Joshua Tree Diary: The Road to Wonder Valley

[Amboy Road…to Wonder Valley.  Photo is mine.]

I’m driving from Joshua Tree to Twentynine Palms.  I turn left on Adobe Drive.  Ahead of me is the largest U.S. Marine Training Base in the world.  I don’t go there.  I turn right on Amboy Road and pass the RV campground where we spent a week in 2016.  We pass by and have memories of our stay there.  Then I pressed the foot to the metal and headed east…toward the Mojave desert…and Wonder Valley.
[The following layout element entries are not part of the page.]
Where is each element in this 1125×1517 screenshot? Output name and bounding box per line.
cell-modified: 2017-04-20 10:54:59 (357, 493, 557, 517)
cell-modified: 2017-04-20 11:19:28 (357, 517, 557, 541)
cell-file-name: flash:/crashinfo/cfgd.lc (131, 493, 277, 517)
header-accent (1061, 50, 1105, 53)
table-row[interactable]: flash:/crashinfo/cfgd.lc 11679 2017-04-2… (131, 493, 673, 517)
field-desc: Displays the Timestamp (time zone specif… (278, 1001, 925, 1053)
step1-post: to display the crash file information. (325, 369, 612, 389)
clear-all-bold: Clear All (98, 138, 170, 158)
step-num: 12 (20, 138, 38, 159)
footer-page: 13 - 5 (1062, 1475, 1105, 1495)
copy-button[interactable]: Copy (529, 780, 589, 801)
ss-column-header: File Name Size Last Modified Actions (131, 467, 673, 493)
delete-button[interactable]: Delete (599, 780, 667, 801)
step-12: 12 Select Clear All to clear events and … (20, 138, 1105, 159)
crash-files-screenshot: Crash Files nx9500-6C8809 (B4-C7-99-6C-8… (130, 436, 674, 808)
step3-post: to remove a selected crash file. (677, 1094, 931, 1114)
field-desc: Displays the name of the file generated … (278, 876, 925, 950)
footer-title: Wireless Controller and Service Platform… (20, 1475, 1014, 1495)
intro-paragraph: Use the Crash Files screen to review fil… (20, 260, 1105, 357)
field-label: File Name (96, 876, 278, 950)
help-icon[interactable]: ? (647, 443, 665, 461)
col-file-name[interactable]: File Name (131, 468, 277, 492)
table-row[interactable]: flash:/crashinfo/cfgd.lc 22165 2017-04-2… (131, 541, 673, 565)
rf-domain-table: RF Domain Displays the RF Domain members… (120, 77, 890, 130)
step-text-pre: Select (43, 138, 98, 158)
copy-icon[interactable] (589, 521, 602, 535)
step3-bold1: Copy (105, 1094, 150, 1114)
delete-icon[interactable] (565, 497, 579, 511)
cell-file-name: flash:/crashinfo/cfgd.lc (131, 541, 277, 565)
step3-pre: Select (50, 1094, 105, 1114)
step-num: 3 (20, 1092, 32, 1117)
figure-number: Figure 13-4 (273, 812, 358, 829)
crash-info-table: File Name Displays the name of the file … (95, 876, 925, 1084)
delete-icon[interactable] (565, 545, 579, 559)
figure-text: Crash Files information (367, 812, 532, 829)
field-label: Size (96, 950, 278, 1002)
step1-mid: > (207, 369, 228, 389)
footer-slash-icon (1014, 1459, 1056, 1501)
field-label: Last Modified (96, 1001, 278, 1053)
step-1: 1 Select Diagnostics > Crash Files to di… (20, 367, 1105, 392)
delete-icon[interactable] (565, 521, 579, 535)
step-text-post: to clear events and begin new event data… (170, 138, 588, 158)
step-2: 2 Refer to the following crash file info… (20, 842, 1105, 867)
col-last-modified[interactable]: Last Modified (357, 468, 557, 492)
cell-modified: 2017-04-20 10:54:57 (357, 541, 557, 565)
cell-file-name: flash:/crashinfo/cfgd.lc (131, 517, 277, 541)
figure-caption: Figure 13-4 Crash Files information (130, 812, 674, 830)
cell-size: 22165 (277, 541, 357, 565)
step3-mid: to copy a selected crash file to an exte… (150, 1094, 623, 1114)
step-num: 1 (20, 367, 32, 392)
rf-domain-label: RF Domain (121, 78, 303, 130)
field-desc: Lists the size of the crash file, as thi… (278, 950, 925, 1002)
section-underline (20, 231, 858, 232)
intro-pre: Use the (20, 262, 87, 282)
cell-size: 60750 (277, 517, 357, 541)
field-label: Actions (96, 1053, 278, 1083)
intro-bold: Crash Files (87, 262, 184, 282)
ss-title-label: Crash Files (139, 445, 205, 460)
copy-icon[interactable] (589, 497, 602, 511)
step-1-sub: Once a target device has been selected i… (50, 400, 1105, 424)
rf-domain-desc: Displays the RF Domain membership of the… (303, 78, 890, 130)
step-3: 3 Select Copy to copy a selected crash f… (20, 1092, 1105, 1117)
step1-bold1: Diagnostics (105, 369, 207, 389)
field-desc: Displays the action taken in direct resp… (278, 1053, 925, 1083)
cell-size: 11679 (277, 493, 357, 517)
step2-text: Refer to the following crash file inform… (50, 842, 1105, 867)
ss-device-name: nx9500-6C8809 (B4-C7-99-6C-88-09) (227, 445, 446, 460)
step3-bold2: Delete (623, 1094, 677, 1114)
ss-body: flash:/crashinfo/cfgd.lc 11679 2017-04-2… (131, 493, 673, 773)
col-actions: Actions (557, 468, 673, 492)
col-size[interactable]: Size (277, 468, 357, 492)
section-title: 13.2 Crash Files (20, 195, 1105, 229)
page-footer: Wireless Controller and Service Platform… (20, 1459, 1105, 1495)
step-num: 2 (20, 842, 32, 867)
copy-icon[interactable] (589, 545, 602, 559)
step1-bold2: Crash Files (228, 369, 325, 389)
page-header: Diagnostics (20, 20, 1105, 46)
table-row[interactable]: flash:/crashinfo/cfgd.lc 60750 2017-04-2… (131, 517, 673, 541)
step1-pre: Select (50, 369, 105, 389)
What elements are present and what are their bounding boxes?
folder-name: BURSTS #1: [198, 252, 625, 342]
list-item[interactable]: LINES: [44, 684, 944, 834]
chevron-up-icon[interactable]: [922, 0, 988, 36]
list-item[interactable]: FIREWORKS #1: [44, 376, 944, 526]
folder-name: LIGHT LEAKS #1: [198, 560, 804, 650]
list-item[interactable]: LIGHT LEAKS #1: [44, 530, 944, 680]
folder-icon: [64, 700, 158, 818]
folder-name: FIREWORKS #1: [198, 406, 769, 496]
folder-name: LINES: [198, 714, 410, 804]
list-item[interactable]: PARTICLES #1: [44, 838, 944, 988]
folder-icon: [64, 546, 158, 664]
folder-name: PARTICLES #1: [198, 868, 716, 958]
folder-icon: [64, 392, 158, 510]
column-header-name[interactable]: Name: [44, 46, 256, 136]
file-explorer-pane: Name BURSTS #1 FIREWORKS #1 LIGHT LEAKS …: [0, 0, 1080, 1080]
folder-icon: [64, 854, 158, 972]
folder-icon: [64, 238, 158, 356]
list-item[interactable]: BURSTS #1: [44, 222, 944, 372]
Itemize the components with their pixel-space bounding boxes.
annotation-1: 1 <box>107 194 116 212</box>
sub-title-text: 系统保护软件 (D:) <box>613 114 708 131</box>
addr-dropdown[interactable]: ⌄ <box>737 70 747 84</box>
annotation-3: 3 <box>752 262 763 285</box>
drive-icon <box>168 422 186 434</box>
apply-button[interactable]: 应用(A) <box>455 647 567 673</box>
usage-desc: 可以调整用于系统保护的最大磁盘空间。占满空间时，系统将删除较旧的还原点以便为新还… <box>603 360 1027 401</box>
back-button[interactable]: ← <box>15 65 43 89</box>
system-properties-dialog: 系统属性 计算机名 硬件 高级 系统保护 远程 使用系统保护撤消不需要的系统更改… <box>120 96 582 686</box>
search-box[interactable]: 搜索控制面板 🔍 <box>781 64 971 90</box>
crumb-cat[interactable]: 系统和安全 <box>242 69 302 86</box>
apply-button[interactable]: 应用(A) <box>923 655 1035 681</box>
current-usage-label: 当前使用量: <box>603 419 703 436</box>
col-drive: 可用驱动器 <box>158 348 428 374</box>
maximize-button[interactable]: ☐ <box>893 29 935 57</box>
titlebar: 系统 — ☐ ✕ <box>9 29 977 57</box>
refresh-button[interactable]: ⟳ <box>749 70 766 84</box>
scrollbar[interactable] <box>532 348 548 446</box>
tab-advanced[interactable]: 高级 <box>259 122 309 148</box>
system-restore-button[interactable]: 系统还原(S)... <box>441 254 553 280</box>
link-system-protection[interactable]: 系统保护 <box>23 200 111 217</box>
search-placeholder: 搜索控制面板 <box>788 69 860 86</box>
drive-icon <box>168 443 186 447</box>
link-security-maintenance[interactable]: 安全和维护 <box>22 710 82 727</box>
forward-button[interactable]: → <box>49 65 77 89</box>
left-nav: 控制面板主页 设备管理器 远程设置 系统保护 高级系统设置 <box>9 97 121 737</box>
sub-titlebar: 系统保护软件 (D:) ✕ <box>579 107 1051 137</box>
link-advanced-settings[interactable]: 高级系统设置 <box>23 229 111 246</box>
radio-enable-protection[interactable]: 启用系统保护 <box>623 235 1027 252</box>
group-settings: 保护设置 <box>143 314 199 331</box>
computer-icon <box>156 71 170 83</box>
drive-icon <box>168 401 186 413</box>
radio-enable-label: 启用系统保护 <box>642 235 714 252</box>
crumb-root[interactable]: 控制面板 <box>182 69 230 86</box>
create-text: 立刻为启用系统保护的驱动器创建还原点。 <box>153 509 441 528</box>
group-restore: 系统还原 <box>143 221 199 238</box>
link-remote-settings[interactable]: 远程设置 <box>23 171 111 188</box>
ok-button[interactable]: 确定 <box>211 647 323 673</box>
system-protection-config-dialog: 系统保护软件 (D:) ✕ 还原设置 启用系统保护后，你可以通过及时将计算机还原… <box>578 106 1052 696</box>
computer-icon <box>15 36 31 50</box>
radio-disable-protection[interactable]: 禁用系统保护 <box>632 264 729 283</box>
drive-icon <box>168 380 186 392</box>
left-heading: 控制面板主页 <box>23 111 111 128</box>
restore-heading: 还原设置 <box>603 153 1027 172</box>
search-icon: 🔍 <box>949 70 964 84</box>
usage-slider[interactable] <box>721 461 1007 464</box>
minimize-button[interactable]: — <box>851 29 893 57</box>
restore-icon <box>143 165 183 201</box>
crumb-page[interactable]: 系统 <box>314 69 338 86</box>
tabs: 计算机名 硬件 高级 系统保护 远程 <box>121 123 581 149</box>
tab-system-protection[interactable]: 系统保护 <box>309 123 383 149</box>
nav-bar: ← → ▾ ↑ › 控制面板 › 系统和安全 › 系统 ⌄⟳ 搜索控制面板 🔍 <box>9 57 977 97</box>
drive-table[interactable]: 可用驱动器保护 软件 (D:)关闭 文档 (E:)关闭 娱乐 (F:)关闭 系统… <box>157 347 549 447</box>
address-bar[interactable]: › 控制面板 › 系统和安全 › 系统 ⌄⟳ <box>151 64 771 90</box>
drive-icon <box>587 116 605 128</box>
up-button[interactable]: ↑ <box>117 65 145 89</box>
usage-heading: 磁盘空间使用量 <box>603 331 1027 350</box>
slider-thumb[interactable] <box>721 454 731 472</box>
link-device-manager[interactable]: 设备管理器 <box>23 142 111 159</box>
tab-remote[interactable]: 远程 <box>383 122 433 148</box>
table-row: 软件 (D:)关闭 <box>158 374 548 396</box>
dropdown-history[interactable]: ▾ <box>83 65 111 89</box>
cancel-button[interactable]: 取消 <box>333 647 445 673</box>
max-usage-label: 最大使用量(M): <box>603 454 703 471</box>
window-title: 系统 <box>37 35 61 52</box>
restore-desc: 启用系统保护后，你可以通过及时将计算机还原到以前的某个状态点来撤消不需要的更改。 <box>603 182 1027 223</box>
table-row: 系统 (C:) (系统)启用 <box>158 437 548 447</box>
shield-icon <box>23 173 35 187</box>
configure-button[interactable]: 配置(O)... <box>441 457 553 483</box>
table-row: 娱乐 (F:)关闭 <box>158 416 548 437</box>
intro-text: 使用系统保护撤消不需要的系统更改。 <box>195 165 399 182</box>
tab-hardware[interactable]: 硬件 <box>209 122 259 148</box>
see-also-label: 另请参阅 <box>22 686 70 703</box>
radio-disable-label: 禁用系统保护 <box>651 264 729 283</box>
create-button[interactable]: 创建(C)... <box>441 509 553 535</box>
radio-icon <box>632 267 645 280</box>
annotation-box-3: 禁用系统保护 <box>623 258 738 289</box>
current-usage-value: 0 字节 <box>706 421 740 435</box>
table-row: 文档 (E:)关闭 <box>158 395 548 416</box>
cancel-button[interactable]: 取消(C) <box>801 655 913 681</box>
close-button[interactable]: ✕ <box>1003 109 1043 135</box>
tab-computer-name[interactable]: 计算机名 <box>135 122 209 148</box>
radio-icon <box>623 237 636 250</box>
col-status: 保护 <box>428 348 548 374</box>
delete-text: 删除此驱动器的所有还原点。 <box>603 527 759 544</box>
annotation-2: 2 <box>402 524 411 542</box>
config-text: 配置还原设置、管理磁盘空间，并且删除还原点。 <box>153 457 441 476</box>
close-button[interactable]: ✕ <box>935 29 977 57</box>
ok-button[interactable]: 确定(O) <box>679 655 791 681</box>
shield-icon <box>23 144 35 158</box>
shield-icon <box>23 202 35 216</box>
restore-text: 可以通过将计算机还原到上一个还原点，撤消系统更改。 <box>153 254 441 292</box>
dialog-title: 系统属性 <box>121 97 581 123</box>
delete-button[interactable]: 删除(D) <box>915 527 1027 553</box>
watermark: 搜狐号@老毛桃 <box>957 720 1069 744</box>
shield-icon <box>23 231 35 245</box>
I’ve been down this road before.  We left the aforementioned RV park and drove down the Amboy Road.  I thought at the time, seeing the increasingly isolated adobe houses, churches and trailers that nothing legal was going on out there.

I was wrong.  At least to my knowledge.

I wouldn’t be writing this blog and revisiting this place if I had not run across an article in the New York Times digital edition on my iPhone.  A writer from LA, Ivy Pochoda, had an article in the Travel section about “getting lost” in Wonder Valley and the music of the absolute quiet.

I had to revisit the place that I saw on my drive through in 2016.  I’m glad I went back.

This is not to say that I got to know the few residents…I didn’t.  But I spent a few hours in the Palms Restaurant that I glimpsed in ’16.  This time I was serious.  I wanted the storied french fries and have a mug of the only beer that was on tap…Pabst Blue Ribbon.  I haven’t had a PBR in forty years.  The fries were fabulous.  We watched King of Kings on the TV…an Easter movie in the days before Christmas?!

[Photo is mine.]

We chatted with the soft-spoken bartender, Kevin, to try to get a sense of what it was like to live out here where nothing takes on a whole new meaning.  Take my advice: if you want isolation and to get off the grid…go to Wonder Valley.  But, it isn’t all sand and sage.  The Palms has a very active social calendar.  Sunday brunch  usually finds the place filled.

The Palms Restaurant is a world unto itself.  There is a backyard dining area where summer concerts (cowboy music, mostly likely) is played on a funky stage.  The food is outstanding and very inexpensive.

[The backyard of the Palms. Photo is mine.]

 

There is a newsletter called the Sand Paper which connects the widely spaced residents of the Valley.  Many musicians and artists make this their home.  More than a few of them have painted the many murals on the sides of buildings in 29 Palms.

It is a kind of an oasis in Wonder Valley.  Along Amboy Road are leftover homes and spooky desert shacks.

[Along Amboy Road. Photo is mine.]

[Yet another reminder of days gone by. Photo is mine.]

I probably could live out here…in Wonder Valley.  Mariam definitely could not.  But, there’s a peace and openness that has eluded me in the Northeast USA.  The sky is endless and almost always clear.

There is the waxing moon.  I could see the Milky Way nearly every night.  In the winter, one needs one of those down ‘sweaters’ to fend off the night chill.

There’s something about the desert that attracts me.  Out in the emptiness, you rely on yourself and your neighbors.

And your trust in your own skills of dealing with isolation and that big void of land and the clear night sky.